A study identified a set of necroptosis-related genes and developed a risk score model to predict prognosis and therapeutic potential in GC patients. This model revealed that patients with higher risk scores had worse clinical outcomes and lower immune cell infiltration, suggesting a correlation between necroptosis and immune response in GC (Wu et al., 2023). Furthermore, necroptosis was found to be triggered by the TNF pathway in myeloid cells, altering the glycolysis pathway and impacting cell functions such as proliferation and migration (Wu et al., 2023).

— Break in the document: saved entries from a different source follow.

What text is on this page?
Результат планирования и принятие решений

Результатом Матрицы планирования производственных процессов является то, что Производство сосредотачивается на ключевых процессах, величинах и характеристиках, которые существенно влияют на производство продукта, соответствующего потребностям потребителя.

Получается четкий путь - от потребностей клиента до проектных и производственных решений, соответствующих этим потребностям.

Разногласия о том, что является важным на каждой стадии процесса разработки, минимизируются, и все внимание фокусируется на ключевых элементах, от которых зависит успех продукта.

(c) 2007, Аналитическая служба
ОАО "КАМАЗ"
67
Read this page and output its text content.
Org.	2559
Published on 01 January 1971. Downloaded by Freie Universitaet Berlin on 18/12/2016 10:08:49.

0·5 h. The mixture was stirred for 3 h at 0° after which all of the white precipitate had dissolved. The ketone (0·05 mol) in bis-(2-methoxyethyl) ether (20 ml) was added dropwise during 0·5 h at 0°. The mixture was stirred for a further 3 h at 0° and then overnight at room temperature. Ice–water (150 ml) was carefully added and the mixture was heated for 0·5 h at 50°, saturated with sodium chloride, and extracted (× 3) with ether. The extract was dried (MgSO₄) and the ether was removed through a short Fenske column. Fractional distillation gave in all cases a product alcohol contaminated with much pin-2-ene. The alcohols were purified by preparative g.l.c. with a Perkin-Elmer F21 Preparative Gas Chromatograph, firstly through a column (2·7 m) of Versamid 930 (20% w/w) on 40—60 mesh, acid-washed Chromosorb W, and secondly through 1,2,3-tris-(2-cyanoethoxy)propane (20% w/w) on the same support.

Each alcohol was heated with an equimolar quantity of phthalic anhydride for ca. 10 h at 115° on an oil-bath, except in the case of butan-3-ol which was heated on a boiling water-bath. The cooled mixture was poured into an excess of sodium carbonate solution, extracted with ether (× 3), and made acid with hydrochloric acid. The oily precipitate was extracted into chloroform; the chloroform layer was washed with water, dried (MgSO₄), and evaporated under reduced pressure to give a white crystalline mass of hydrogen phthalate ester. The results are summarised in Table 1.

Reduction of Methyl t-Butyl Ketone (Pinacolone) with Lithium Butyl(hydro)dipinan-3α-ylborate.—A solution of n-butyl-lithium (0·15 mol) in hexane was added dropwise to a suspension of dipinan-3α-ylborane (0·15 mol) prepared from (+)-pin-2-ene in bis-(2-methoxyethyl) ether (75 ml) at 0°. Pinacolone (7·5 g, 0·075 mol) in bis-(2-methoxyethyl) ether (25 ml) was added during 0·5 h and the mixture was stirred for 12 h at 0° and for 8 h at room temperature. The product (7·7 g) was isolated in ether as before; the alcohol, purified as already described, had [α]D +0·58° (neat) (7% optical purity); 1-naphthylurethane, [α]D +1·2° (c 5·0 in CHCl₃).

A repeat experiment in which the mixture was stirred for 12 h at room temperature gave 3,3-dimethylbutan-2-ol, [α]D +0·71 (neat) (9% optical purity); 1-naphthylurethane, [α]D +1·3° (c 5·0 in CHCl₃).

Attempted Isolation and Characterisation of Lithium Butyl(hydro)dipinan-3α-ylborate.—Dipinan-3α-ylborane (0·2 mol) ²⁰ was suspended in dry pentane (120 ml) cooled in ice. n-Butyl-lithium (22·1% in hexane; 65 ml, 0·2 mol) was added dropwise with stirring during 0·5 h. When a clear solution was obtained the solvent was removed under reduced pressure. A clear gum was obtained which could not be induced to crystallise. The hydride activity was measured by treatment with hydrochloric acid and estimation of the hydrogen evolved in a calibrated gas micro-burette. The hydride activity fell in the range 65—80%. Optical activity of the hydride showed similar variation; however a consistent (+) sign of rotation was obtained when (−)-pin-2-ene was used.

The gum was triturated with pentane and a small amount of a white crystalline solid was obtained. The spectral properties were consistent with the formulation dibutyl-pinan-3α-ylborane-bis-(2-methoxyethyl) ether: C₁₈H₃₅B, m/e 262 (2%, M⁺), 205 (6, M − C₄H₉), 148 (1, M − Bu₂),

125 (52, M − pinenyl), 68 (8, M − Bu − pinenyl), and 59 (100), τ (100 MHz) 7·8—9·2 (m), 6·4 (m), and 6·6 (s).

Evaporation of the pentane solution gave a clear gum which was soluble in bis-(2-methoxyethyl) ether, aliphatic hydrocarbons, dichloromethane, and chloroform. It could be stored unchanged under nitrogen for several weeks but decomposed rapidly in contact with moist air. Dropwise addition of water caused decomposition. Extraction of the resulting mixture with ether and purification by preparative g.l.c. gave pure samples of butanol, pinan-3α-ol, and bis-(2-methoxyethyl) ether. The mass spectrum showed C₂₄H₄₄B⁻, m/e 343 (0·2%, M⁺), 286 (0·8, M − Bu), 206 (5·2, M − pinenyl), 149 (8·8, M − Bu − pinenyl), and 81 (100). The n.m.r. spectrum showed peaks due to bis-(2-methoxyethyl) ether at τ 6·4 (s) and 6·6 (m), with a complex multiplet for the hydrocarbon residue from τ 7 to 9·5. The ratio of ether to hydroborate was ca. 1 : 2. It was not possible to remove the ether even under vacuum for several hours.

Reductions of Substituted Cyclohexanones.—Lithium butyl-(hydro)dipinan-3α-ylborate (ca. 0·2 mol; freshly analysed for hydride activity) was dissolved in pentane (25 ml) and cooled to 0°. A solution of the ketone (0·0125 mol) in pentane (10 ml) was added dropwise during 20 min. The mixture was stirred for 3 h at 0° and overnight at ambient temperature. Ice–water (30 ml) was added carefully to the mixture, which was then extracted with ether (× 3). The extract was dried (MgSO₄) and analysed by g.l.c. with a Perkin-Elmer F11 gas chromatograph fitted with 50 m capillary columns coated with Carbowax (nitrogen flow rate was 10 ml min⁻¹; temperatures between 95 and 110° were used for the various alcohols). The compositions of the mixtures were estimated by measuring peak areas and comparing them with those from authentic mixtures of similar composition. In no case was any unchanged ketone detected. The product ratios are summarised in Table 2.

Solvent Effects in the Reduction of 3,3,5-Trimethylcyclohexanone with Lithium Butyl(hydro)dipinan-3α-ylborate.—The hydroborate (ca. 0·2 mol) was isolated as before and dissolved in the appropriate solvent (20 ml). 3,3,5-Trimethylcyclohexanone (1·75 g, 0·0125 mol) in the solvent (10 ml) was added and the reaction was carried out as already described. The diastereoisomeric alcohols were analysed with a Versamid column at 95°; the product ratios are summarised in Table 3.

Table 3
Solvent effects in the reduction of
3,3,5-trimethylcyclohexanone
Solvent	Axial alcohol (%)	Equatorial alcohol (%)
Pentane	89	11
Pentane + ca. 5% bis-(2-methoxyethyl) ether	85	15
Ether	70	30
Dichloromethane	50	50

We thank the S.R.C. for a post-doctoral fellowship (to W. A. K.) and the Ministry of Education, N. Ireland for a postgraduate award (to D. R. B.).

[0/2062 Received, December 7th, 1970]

Additionally, another study highlighted the role of necroptosis-related lncRNAs in distinguishing between “cold” and “hot” tumors in GC. These lncRNAs were associated with different immune infiltration patterns and clinical outcomes, indicating that necroptosis might influence the tumor microenvironment and response to immunotherapy (Zhao et al., 2021).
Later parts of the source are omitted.